Mark Lomas and Kirsten Wolfe
Painting by local Santa Barbara artist Chris Potter
Forecast: California Home Prices to Grow by 10 Percent Through 2018
California home prices rose by 5.8 percent year over year in May and are projected to grow by 9.7 percent by next spring. U.S. rents rose by 3.1 percent on an annual basis in May, further eroding affordability. Although home values throughout most of California are currently considered normal, most are projected to be overvalued by 2022.
Golden State homes should appreciate at almost double the national rate by next spring, though price growth and increasing rental costs do not bode well for affordability. CoreLogic’s latest Home Price Insights report says that U.S. home prices rose by 6.6 percent from May 2016 to May 2017. California home prices grew by 5.8 percent in that time period.
Single-family rent inflation grew by 3.1 percent year over year in May, a reflection of constrained housing inventory and yet another obstacle for those hoping to enter the housing market while mortgage rates remain historically low.
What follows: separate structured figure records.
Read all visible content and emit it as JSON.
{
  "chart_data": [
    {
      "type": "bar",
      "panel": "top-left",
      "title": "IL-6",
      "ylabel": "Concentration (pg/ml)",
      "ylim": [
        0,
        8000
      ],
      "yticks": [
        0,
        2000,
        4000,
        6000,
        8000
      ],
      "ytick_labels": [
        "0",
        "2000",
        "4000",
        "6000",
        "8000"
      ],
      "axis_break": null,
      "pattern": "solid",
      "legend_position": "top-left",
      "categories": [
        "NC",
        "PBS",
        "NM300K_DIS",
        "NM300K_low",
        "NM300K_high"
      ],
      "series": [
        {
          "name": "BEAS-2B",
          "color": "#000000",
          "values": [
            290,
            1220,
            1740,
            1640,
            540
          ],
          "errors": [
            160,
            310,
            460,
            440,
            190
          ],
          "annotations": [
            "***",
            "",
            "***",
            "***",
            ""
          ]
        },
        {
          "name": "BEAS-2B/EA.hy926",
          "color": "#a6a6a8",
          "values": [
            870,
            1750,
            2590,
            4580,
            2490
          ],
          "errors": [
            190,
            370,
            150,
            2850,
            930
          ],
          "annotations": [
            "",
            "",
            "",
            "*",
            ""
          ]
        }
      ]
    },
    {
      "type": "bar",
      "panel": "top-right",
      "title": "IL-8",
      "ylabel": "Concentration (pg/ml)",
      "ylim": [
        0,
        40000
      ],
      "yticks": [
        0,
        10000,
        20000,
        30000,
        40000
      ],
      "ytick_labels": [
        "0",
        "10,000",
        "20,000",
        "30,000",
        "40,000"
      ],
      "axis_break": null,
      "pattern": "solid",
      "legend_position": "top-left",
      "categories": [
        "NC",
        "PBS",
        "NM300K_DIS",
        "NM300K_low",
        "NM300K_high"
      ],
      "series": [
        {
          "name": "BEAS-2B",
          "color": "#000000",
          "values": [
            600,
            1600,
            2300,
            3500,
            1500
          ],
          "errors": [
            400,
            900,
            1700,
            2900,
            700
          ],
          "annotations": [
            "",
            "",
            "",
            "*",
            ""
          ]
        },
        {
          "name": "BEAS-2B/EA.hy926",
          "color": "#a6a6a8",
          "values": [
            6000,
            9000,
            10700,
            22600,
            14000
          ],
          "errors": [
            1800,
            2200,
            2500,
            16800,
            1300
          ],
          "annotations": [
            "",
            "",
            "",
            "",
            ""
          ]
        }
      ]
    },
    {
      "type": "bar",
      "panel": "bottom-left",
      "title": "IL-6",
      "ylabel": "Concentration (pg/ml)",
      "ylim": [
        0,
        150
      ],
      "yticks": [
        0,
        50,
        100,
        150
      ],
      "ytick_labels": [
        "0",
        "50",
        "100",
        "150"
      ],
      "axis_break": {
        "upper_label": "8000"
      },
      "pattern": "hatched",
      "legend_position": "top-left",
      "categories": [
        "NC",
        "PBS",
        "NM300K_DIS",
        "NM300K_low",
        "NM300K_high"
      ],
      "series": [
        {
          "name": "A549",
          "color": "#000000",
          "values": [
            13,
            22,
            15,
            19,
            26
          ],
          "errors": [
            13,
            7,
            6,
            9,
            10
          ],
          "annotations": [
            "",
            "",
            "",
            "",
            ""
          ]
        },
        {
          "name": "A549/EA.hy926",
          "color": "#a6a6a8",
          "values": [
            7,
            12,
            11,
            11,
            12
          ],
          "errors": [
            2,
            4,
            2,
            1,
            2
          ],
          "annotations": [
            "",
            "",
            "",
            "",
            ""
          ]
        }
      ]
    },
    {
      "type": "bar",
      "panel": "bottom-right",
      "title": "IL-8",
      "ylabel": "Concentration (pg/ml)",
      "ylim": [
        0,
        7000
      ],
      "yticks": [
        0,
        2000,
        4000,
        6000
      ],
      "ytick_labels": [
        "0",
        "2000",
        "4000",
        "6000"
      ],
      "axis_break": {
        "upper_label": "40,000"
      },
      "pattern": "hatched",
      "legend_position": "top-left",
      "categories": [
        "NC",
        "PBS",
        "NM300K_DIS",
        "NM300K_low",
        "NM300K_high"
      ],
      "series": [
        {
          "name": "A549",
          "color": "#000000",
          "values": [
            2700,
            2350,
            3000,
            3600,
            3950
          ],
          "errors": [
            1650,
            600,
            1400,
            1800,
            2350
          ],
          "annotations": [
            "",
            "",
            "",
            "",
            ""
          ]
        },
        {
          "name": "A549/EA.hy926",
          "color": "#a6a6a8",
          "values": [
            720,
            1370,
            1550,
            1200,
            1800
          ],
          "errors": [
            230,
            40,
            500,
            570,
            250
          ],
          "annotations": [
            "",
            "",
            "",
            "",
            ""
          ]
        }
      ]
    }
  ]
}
Housing affordability is already a national problem, dropping to a near nine-year low in the second quarter, according to a recent report from ATTOM Data Solutions. That analysis said that home prices grew faster than wages on an annual basis in 87 percent of U.S. housing markets
California’s affordability problem is unlikely to improve in the coming year if CoreLogic’s forecast is accurate. The HPI calls for 9.7 percent home price appreciation through May 2018, compared with 5.3 percent appreciation nationwide.